Objective: The extent to which treatment modifies the excess in morbidity and mortality in acromegaly remains uncertain. This study investigates the determinants of final outcome following therapy for acromegaly.
Design: A retrospective analysis of patients treated at the Departments of Endocrinology and Neurosurgery, Auckland Hospital, New Zealand.
Patients: One hundred and fifty-one patients (63 females and 88 males) with acromegaly or gigantism treated between the years 1964 and 1989. The mean duration of follow-up was 12 years (median 11 years).
Measurements: Patients had their age, estimated duration of symptoms preceding diagnosis, serum GH at diagnosis, presence of diabetes mellitus, cardiovascular disease, hypertension and/or osteoarthritis at diagnosis and the last known serum GH documented. The final outcome at the time of study was graded under three classes: dead (n = 32), those with major complications (n = 47) and those with minor/no complications (n = 67).
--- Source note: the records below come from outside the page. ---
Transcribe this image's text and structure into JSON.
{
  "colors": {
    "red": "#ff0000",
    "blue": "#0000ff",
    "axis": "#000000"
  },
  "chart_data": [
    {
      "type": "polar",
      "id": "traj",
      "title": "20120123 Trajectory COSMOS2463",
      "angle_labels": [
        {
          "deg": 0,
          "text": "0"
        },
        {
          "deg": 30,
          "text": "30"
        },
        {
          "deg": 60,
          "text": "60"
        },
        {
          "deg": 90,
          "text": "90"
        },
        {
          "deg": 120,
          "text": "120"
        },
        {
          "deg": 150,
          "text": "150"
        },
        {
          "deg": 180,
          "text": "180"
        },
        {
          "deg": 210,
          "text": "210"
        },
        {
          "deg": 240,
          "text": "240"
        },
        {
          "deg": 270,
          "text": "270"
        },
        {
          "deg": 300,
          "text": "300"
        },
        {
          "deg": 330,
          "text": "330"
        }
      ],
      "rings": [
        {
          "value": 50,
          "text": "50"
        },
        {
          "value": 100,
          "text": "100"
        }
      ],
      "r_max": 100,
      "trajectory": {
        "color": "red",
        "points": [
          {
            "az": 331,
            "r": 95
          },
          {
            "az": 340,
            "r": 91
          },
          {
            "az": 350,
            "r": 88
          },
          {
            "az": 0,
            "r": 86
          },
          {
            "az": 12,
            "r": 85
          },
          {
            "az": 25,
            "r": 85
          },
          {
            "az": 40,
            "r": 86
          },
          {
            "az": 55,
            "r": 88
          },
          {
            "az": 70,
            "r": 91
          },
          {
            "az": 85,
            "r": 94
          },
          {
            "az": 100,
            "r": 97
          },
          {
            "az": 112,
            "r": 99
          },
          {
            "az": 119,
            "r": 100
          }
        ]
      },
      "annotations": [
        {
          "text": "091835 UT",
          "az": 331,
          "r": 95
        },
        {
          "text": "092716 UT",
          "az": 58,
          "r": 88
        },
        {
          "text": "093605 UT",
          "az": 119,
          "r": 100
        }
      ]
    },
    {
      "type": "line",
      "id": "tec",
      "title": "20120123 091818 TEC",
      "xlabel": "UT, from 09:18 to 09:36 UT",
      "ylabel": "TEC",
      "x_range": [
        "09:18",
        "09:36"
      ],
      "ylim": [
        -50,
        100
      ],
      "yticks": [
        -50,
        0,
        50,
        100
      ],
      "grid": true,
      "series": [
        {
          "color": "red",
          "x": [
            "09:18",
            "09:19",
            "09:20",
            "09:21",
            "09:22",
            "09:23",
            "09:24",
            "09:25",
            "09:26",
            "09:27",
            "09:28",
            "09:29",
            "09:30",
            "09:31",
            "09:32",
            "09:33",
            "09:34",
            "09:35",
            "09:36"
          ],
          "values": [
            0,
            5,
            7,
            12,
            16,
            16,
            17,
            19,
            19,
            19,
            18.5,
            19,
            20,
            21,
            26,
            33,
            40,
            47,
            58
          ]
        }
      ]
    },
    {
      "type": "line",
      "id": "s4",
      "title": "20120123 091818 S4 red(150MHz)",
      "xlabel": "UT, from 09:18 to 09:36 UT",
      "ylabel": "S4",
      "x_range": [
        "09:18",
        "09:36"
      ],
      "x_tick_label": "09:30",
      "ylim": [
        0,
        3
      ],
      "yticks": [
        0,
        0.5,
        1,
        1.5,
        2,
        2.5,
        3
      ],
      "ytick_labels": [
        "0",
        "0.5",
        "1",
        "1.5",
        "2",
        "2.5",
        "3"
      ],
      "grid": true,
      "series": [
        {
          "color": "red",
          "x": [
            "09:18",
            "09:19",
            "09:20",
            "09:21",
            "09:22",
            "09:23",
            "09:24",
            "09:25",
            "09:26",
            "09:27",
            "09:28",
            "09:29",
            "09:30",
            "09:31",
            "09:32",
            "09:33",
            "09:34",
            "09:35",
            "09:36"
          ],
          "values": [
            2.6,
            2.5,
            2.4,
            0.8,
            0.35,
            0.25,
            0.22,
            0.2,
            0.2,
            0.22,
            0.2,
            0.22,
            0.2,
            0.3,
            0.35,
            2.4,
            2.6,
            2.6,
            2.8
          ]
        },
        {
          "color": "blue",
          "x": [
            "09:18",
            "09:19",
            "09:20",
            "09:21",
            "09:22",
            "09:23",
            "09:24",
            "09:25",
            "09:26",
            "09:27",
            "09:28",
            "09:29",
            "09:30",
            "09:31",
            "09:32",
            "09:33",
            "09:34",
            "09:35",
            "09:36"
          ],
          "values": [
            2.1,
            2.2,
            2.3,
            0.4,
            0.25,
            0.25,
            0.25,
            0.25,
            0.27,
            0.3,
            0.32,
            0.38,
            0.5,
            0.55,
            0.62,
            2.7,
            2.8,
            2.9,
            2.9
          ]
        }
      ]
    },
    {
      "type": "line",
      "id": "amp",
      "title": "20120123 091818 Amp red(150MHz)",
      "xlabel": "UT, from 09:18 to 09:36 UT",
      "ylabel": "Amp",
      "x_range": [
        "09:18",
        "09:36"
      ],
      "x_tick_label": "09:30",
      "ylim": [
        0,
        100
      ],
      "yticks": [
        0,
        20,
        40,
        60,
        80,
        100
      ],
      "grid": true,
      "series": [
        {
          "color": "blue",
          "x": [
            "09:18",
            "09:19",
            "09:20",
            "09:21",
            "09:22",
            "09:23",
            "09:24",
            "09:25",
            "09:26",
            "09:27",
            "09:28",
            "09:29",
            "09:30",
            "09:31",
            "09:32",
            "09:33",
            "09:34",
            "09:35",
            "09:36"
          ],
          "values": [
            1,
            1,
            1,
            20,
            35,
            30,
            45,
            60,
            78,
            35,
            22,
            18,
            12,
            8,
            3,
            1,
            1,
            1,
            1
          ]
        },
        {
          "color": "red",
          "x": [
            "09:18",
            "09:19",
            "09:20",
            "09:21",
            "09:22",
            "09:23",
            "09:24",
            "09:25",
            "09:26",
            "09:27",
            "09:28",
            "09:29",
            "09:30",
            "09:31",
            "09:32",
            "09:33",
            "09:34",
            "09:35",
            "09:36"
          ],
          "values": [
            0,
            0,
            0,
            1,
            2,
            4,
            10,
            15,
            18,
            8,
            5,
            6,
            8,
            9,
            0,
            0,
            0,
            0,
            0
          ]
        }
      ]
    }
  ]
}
Results: The mean age at diagnosis of acromegaly was 41 years and the average estimated duration of symptoms prior to diagnosis was 7 years, with older patients showing longer duration of symptoms preceding diagnosis (P = 0.0002). Final outcome (dead, alive with major complications, alive and well) was significantly worse in those with older age at diagnosis (P = 0.008), longer duration of symptoms before diagnosis (P = 0.03) and higher GH at last follow-up (P = 0.0001). In multivariate analysis, survival was significantly influenced by the last known GH (P = 0.0001), presence of hypertension (P = 0.02) or cardiac disease (P = 0.03) at diagnosis, and duration of symptoms prior to diagnosis (P = 0.04). Survival in the acromegalic group, irrespective of treatment, was reduced by an average of 10 years compared with the non-acromegalic population.
Conclusions: Acromegaly has a significant adverse effect on well-being and survival. The predominant determinant of outcome is the final serum GH level following treatment.